The property’s long WALE and income guarantee for the first three years should cushion it from residential and economic downturns.

Suntec REIT’s latest Australian buy of a freehold Grade A office building in Sydney for $281.54m (A$297m) is forecasted to help close the 10-15% gap between the firm’s underlying operating distribution per unit (DPU) and headline DPU, which is currently supported by capital distributions, a report by DBS Equity Research revealed.

Located at 21 Harris Street, the site is being developed into a campus-style, nine-storey Grade A office building with ancillary café, childcare, gymnasium, basement carpark and end-of-trip facilities. The property has a net lettable area (NLA) of approximately 203,400 sqft comprising 181,900 sqft of office space and 21,500 sqft of retail space.

Also read: Suntec REIT buys Australian Grade A office for $281.54m

The property, which is the REIT’s second Australian acquisition, has an initial net property income (NPI) yield of 5.5%, and its weighted average lease expiry (WALE) by NLA is long at 10.2 years with in-built escalations of 3-4% per annum. The building is already 91.2% pre-committed and is anchored by Publicis Groupe, a global communications and marketing company. Publicis Groupe will use the property as its Sydney headquarters. Other key tenants in the building include Campfire (an international co-working operator), a childcare and gym operator.

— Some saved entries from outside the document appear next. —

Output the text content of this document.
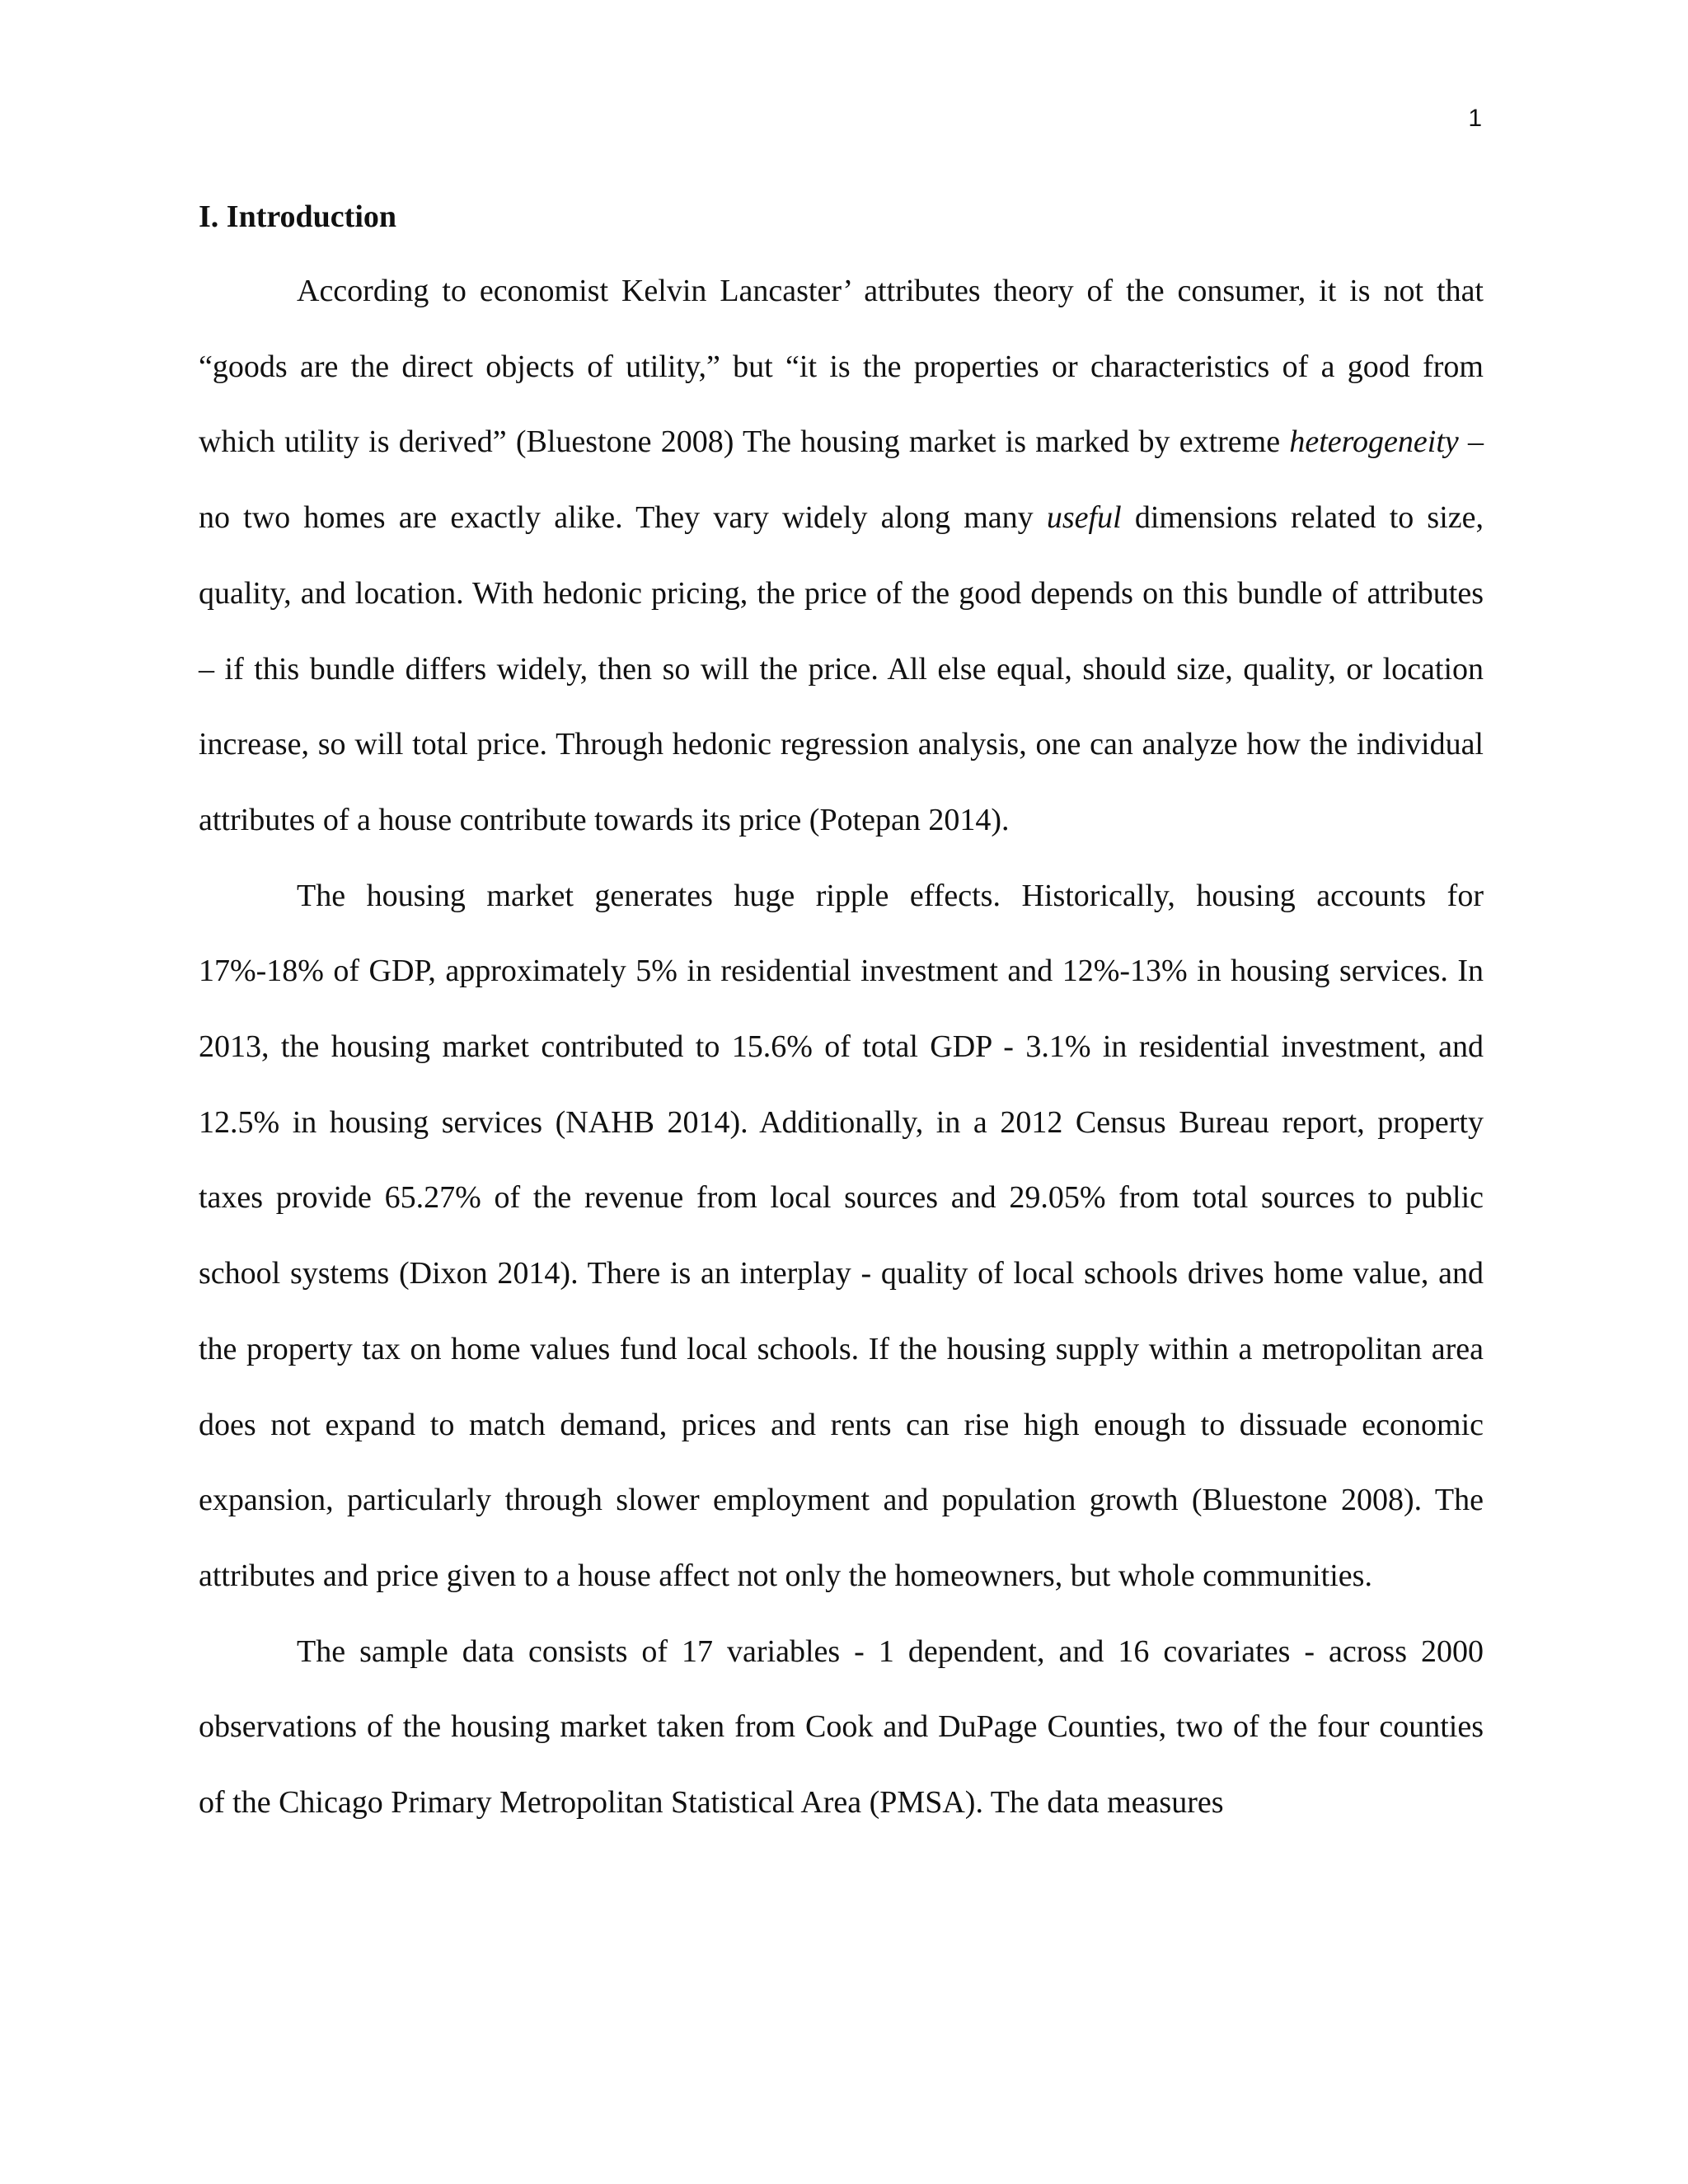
1
I. Introduction

According to economist Kelvin Lancaster’ attributes theory of the consumer, it is not that “goods are the direct objects of utility,” but “it is the properties or characteristics of a good from which utility is derived” (Bluestone 2008) The housing market is marked by extreme heterogeneity – no two homes are exactly alike. They vary widely along many useful dimensions related to size, quality, and location. With hedonic pricing, the price of the good depends on this bundle of attributes – if this bundle differs widely, then so will the price. All else equal, should size, quality, or location increase, so will total price. Through hedonic regression analysis, one can analyze how the individual attributes of a house contribute towards its price (Potepan 2014).

The housing market generates huge ripple effects. Historically, housing accounts for 17%-18% of GDP, approximately 5% in residential investment and 12%-13% in housing services. In 2013, the housing market contributed to 15.6% of total GDP - 3.1% in residential investment, and 12.5% in housing services (NAHB 2014). Additionally, in a 2012 Census Bureau report, property taxes provide 65.27% of the revenue from local sources and 29.05% from total sources to public school systems (Dixon 2014). There is an interplay - quality of local schools drives home value, and the property tax on home values fund local schools. If the housing supply within a metropolitan area does not expand to match demand, prices and rents can rise high enough to dissuade economic expansion, particularly through slower employment and population growth (Bluestone 2008). The attributes and price given to a house affect not only the homeowners, but whole communities.

The sample data consists of 17 variables - 1 dependent, and 16 covariates - across 2000 observations of the housing market taken from Cook and DuPage Counties, two of the four counties of the Chicago Primary Metropolitan Statistical Area (PMSA). The data measures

By portfolio value, Australia’s contribution to Suntec REIT will increase from 11% to 14%. “We estimate minimal impact on underlying DPU, excluding capital distributions, post the acquisition of 21 Harris Street, after incorporating the drag from the additional 111 million shares issued from the recent $200m equity raising,” DBS analysts Mervin Song and Derek Tan said.

Near term, they expect marginally higher capital distributions to maintain DPU of approximately $0.10 per annum given the larger number of shares on issue.

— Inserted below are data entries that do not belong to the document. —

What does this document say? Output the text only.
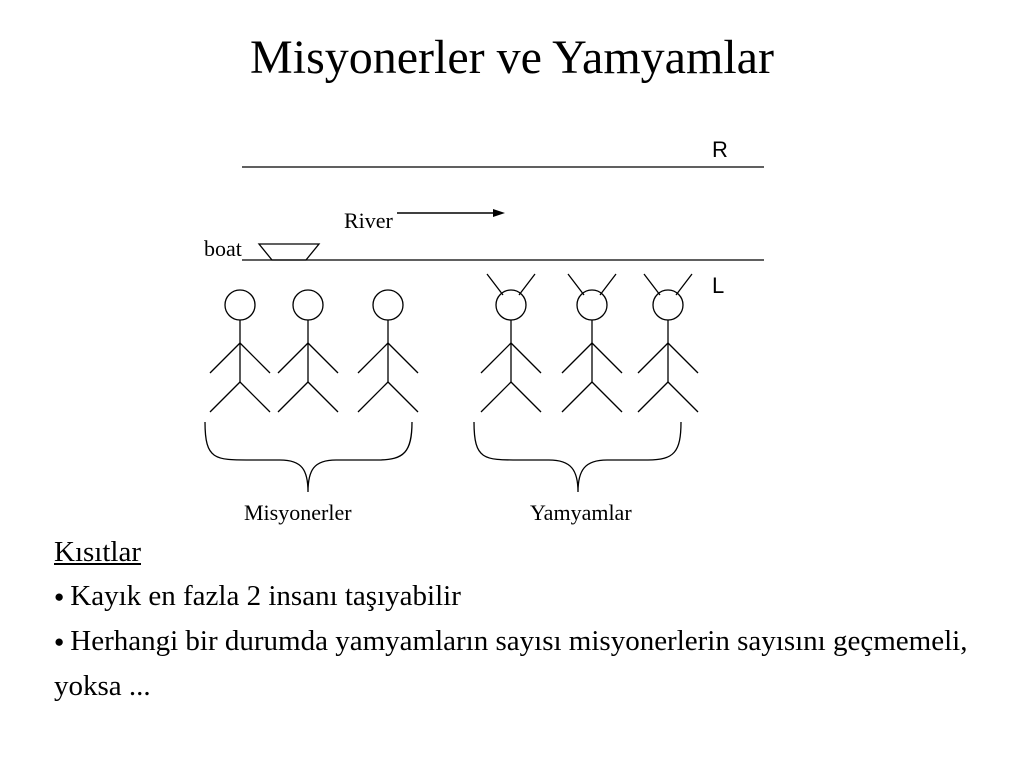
Misyonerler ve Yamyamlar
R
L
River
boat
Misyonerler	Yamyamlar
Kısıtlar
● Kayık en fazla 2 insanı taşıyabilir
● Herhangi bir durumda yamyamların sayısı misyonerlerin sayısını geçmemeli, yoksa ...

“Nevertheless, given expected revaluation gains at the end of the year as Suntec’s properties are valued using more conservative cap rates versus recent market transactions, around $121m in cash and still some debt headroom remaining, we expect Suntec to complete additional acquisition/s this financial year to boost its underlying operating DPU,” Song and Tan highlighted.

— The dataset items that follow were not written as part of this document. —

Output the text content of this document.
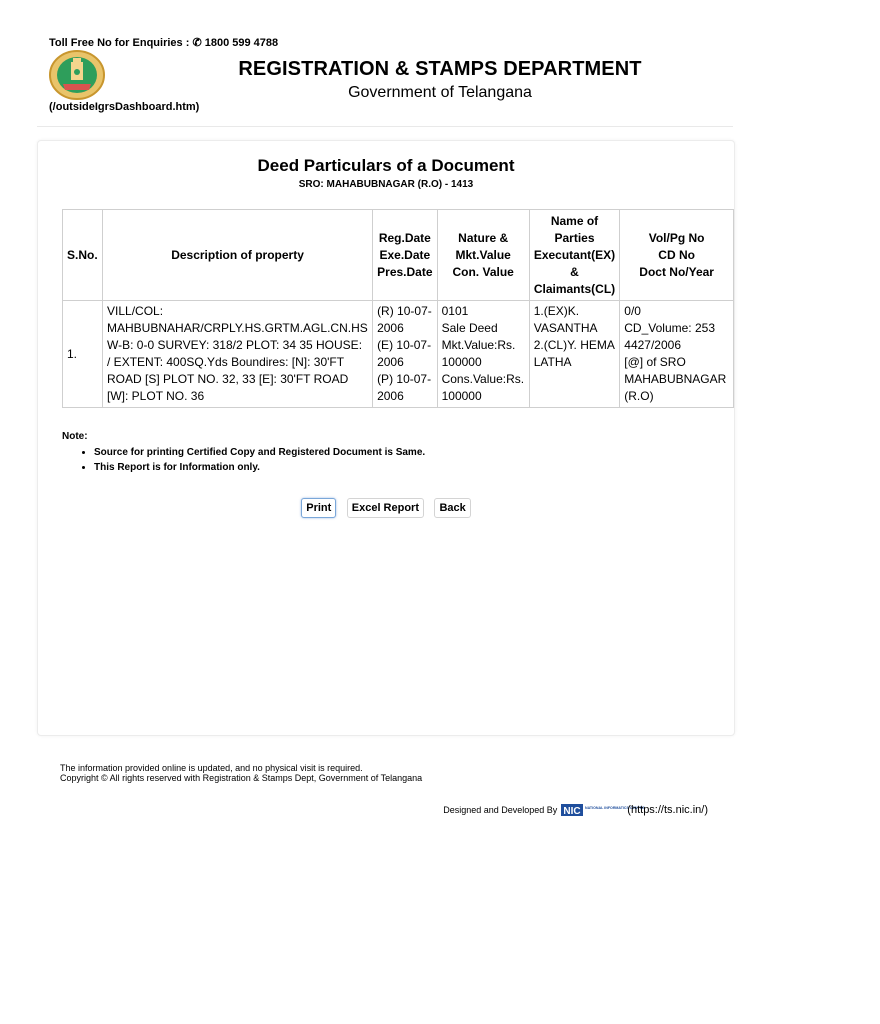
Toll Free No for Enquiries : ✆ 1800 599 4788
(/outsideIgrsDashboard.htm)
REGISTRATION & STAMPS DEPARTMENT
Government of Telangana
Deed Particulars of a Document
SRO: MAHABUBNAGAR (R.O) - 1413
S.No.	Description of property	Reg.Date
Exe.Date
Pres.Date	Nature &
Mkt.Value
Con. Value	Name of
Parties
Executant(EX)
&
Claimants(CL)	Vol/Pg No
CD No
Doct No/Year
1.	VILL/COL: MAHBUBNAHAR/CRPLY.HS.GRTM.AGL.CN.HS W-B: 0-0 SURVEY: 318/2 PLOT: 34 35 HOUSE: / EXTENT: 400SQ.Yds Boundires: [N]: 30'FT ROAD [S] PLOT NO. 32, 33 [E]: 30'FT ROAD [W]: PLOT NO. 36	(R) 10-07-2006
(E) 10-07-2006
(P) 10-07-2006	0101
Sale Deed
Mkt.Value:Rs. 100000
Cons.Value:Rs. 100000	1.(EX)K. VASANTHA
2.(CL)Y. HEMA LATHA	0/0
CD_Volume: 253
4427/2006
[@] of SRO MAHABUBNAGAR (R.O)
Note:
• Source for printing Certified Copy and Registered Document is Same.
• This Report is for Information only.
Print Excel Report Back
The information provided online is updated, and no physical visit is required.
Copyright © All rights reserved with Registration & Stamps Dept, Government of Telangana
Designed and Developed By NIC NATIONAL INFORMATICS CENTRE
(https://ts.nic.in/)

This sentiment was echoed by a separate report by Jefferies, which noted that on a pro forma basis, the acquisition will be DPU accretive (around 50bps), and net asset value (NAV) dilutive (approximately 75bps).

In three years’ time, Song and Tan also forecast Suntec to have a clean yield without any capital distribution support. “This is possible as it benefits from higher office rents in Singapore, greater earnings from Suntec City Mall as the turnaround gains pace, and initial contributions from 9 Penang Road, 477 Collins Street and 21 Harris Street,” they noted.

Whilst some investors may be concerned about the increased exposure to Australia given the risk of an economic slowdown on the back of a downturn in the Australian residential market and increase in supply in the Central Business District (CBD) in 2020, Song and Tan noted that the risks may be mitigated by the property’s long WALE of 10.2 years, income guarantee for the first three years and in-built rental escalations.

Also read: Suntec REIT bullish amidst office rents upturn

“We understand that the income guarantee for the first three years is based on the rents paid by the tenants, such as Publicis Groupe (around 50% of the building) and Campfire (approximately 20%). The only ‘income top-up’ is based on 8.8% vacancy,” they noted.

Furthermore, vacancy at CBD Sydney is currently low at c.4.1% and, despite the new supply, is expected to tighten further given healthy net absorption, according to Knight Frank, which could translate into higher rents ahead.

The acquisition is expected to be completed in Q1 2020 when the property achieves practical completion. Suntec will reportedly make an initial $14.06m (A$14.85m) security deposit, with the remaining acquisition costs to be paid after practical completion. The firm should start receiving income from 21 Harris Street at end-Q1 2020 or early Q2 2020, Song and Tan said.